For a studio that always found humor in any situation, the script of Lightyear is just lazy. The initial nods at fan service are practically inspired in comparison to what follows them. After Buzz says the same things that his toy counterpart said in Toy Story, there’s a lazy joke about how difficult it is to say the rookie’s name. SOX, who is the only funny character in the movie, says he can make whale sounds to help Buzz fall asleep. Buzz can turn off the light in his room via “the clapper”. The fact that the writers thought that the robots saying “zurg” when they mean to say “buzz” would be funny is a sign that nobody with a sense of humor worked on this script.
The Toy Story movies have always dabbled in “crude humor”, so I wasn’t offended that there is a “hey dude, pull my finger” joke. The fact that the writers used Buzz’s catch as the jumping-off point for that joke was practically sacrilegious. (Again, who at Disney/Pixar thought this material was good in any way?)

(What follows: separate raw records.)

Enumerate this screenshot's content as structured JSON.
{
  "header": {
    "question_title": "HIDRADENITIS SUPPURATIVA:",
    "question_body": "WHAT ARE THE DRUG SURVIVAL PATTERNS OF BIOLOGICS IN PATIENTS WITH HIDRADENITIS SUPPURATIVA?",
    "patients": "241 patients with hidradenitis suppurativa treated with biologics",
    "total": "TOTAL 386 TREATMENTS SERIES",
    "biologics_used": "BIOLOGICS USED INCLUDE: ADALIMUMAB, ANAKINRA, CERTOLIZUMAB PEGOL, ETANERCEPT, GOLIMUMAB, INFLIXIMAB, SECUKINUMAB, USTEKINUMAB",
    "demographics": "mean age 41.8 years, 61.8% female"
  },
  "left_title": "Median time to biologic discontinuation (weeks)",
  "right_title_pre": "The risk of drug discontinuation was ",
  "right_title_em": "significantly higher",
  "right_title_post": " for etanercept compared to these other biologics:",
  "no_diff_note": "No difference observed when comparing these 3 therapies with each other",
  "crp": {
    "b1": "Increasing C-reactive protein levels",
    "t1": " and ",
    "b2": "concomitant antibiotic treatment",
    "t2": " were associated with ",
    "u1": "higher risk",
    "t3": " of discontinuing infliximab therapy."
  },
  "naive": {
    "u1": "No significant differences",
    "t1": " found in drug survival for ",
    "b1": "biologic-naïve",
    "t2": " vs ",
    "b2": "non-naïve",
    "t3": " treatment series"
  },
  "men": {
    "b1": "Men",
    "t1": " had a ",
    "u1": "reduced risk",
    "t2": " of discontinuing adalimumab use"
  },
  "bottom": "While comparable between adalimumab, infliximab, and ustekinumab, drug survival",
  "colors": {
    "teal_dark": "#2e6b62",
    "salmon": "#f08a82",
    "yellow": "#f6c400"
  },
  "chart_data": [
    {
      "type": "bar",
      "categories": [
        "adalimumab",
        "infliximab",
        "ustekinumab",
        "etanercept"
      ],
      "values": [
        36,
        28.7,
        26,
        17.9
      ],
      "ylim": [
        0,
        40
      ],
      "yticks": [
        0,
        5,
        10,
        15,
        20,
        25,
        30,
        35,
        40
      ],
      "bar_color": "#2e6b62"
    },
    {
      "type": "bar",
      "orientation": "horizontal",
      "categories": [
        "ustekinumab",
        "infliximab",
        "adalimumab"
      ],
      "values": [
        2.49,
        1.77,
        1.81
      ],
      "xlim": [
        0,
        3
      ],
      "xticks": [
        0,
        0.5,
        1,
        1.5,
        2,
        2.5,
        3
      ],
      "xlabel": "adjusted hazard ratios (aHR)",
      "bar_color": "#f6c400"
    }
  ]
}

Mo and Darby, the designated comic relief characters, but don’t say or do anything funny. Mo’s deal is that he’s a coward, clumsy, experiences motion sickness and has a fondness for pens. Darby just likes to shoot stuff. These characters could have been funny, but they’re nothing more than rough outlines. The extent that they are funny at all is how “funny” their voices are (more on that below). I saw the movie in a small theater with fifty people, and I didn’t hear anyone laugh once. Maybe the writers tired themselves out coming up with that framing device.
One of Lightyear’s few bright spots is the cast. If only they had good material to work with. As I mentioned above, Chris Evens does a nice job as Lightyear. He employs the same earnestness to his line readings that served him well as Captain America. Unfortunately, his only noteworthy lines are those lifted verbatim from the Toy Story movies. I immediately recognized Uzo Aduba (Orange is the New Black), Bill Hader (Barry) and Isiah Whitlock Jr. (many Law & Order episodes) in supporting roles, but none of them are given anything clever to say. Taika Waititi shows up and lends his Kiwi-inflections to Mo, while Dale Soules’ Darby sounds like a three-pack-a-day grandmother. Sounding funny rarely is a substitute for actually being funny, however. Speaking of which, why does IVAN, the ship’s virtual assistant, have a woman’s voice? How can that not be the source of a single joke? In all fairness, I’ll credit the writers for including one character who was actually interesting and funny: SOX. I shudder to think of what the movie would have been without him. (It would have been an unfunny wasteland.)
Before wrapping up, I want to acknowledge Disney for again taking positive steps towards diversity and inclusion with Lightyear. The cast is multiracial and features a LGBTQ character in Alisha. I’m glad Disney showed courage and didn’t back down from including a brief, chaste kiss between Alisha and her spouse. If only the rest of the movie had the same willingness to take risks.